A few weeks ago I got the opportunity to photograph a few of these birds along the coast of North Carolina. Here are just a few I encountered.
...like the the Semipalmated Plover. They breed along the sandy beaches of the tundra and winter along coastal California and the Carolinas south.
The word in their name "semipalmate" means having the front three toes partly webbed.
Look closely at this next photo and you can see the webbing between it's toes. (click the photo to enlarge)
Up next is the Ruddy Turnstone.
Ruddy Turnstones breed on coastal tundra in northwest Alaska and other islands of the Arctic. They winter in various areas along the US coast (east and west).
Another winter visitor is the Willet. Willets breed from central Canada to Northern California and winter further south along our coastlines.

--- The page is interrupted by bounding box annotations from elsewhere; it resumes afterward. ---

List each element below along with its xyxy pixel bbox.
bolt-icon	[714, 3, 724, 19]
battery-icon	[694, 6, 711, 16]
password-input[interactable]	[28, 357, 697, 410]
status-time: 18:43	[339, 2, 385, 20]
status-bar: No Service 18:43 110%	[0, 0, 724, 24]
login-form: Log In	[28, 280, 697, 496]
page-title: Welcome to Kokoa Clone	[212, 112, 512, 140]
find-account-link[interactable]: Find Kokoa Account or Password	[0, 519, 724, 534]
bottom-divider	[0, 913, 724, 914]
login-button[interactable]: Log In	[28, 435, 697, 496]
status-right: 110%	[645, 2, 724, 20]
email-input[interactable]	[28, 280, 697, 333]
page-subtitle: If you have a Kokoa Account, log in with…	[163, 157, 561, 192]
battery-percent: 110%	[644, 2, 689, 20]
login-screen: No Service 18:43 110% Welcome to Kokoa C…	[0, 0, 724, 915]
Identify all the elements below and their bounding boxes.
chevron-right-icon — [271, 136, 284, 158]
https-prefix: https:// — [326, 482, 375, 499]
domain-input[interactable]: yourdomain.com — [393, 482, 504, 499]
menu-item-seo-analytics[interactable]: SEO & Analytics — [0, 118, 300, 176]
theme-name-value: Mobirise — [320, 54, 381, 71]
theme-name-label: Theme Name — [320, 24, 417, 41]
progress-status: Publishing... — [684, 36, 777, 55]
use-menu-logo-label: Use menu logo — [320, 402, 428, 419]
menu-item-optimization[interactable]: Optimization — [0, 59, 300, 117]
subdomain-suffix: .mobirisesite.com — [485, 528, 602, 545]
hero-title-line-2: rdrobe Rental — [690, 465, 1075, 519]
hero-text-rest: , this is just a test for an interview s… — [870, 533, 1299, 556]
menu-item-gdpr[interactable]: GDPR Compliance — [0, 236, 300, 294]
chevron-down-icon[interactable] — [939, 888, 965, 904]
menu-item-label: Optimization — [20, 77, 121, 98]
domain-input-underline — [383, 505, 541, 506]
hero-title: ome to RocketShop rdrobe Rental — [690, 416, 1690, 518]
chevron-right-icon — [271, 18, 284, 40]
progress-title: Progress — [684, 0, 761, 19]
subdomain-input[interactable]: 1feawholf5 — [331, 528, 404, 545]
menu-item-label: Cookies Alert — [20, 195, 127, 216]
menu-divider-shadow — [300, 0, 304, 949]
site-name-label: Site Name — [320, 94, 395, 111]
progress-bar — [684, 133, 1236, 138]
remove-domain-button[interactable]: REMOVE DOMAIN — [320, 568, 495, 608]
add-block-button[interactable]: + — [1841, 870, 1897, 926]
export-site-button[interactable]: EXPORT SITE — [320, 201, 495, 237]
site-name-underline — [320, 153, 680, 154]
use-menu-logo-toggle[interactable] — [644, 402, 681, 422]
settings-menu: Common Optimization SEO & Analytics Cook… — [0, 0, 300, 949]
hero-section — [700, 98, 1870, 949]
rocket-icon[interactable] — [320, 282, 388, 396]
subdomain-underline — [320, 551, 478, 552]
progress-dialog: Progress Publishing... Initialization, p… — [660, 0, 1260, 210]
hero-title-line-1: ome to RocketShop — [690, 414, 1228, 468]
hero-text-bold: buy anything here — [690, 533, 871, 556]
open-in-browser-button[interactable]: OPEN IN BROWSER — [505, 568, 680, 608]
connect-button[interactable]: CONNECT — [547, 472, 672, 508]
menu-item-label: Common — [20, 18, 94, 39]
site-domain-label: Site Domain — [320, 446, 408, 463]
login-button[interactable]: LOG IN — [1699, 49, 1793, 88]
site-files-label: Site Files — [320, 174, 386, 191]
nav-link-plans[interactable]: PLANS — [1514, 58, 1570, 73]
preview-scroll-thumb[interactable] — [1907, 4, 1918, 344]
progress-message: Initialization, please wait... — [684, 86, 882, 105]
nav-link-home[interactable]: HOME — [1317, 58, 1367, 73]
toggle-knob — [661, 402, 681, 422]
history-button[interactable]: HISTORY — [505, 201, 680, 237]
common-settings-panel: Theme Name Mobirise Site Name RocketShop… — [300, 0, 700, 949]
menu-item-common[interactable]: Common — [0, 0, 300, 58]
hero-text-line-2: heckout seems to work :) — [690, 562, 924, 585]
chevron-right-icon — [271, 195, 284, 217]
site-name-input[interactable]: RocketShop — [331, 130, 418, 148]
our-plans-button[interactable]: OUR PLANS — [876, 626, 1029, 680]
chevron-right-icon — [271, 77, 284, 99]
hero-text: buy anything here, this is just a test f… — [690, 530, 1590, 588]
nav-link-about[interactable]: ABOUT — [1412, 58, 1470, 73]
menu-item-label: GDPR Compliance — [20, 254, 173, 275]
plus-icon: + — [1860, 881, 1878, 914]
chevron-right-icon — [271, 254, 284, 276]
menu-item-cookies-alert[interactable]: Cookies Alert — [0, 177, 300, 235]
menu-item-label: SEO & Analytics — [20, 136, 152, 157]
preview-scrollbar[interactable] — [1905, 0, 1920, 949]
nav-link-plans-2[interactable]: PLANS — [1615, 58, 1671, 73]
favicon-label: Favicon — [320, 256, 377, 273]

Here they are feeding on some type of sand crab. A favorite food for may shorebirds.
Sanderlings are also popular here this time of year.
Sanderlings are long-distance migrants from the arctic. They often form in large flocks along mudflats and beaches. They are fun to watch as they are constantly bickering with each other.
If given the chance, get out and see what shore birds may be wintering in your area.